17 Responses to Summer’s End
  1. Nicole
    September 9, 2010 | 5:13 pm

    So glad you are in a good place! Parenting does seem surreally unreal at times, doesn’t it? Like, I’m actually someone’s real parent! Crazy!

    It’s NINE here today. So chilly and cold and I am going to make soup.

  2. LHash
    September 9, 2010 | 5:20 pm

    I don’t know how people in temperate climates survive. I love autumn when I can fire up the stove and make granola and not worry about sending us to the hospital w/ heat stroke.

    Glad you are not depressed anymore.

  3. JoAnn Hallum
    September 9, 2010 | 5:27 pm

    TEN?!?!
    it’s gonna be 90 here this weekend. Just in time for me to move. Horray.
    You are hilarious by the way.

  4. deidre aufiero
    September 9, 2010 | 5:29 pm

    great closing metaphor.

    I’m impatiently waiting out a depression that’s going on its fifth week. I wish it could have ended before school started because I’m making a crazy lady impression at the beginning of school, which I and my reputation could do without.

  5. Marta
    September 9, 2010 | 7:07 pm

    Beck – I don’t know what it is about you, but I almost cried over this posting.
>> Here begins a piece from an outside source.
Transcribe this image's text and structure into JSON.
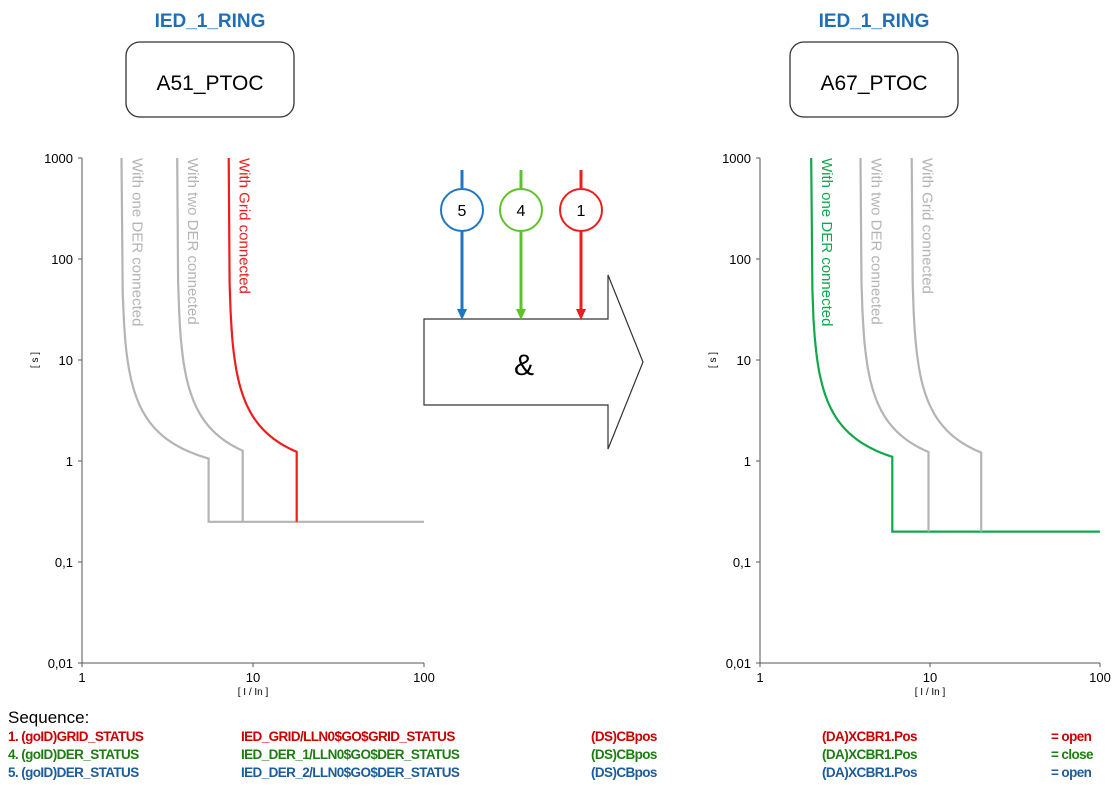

I love your writing.

  6. Jodie
    September 9, 2010 | 8:10 pm

    You have such a magical view of the world.

    …and this sentence: “…adulthood still feels just like playing adulthood, like some weird game of house that just does not end.” That’s EXACTLY what it feels like. A very strong sense of, how did I get here? I’m quite sure I’m ill-prepared and unqualified.

    I love reading you Beck. You put an entirely different spin on things than what goes on in my head – and I quite like it. 🙂

  7. Omaha Mama
    September 9, 2010 | 8:34 pm

    Now that I’m home full time…I get a little caught up in the day-to-day, “oh, I need to clean the kitchen AGAIN”. And then I do. I think my favorite part of your great post here is how you compared adulthood to playing adulthood. Because it really is. Minus the crayon cigarettes.

  8. Jenifer
    September 10, 2010 | 12:00 pm

    I can relate to that playing adult feeling, some days I look around and think how did this all happen!

    Glad you are feeling like yourself.

  9. Kat
    September 10, 2010 | 1:18 pm

    More often than not these days I am feeling like an actor in a role instead of an actual mother. Very strange. I don’t remember when I became an adult and all of a sudden here I am. The dependable caretaker. Huh?
    Bizarre.

    So glad the girl thought of one thing she enjoyed this year. 😉 hehe

    Also very glad the depression has lifted. Mine usually starts mid-fall. Well, it is actually more like melancoly, but still, I’m sure it is coming. *sigh* 😉

  10. Tracey - JustAnotherMommyBlog
    September 11, 2010 | 12:30 pm

    Nothing fun at all… Typical. I still feel like we’re playing house, too…

  11. Painted Maypole
    September 11, 2010 | 11:58 pm

    I’m pleased to hear you have passed through to the other side. I think I’m in a passing stage myself. Not quite there, but not quite in the other place, either. Looking forward to the other side.

  12. John Ross
    September 14, 2010 | 8:27 am

    Sorry it took me 4 days to get to this – stuff happening with health, etc.

    This was good to read, in a “Yay, I’m not the only one!” kind of way.

    I guess in times of NO BIG FUN, we have to work on having lots of small funs. We may find, in latter years, that those turn out to be just as important, just as memorable.

  13. John Ross
    September 14, 2010 | 8:28 am

    p.s. I think many, many of us find ourselves “playing adulthood”.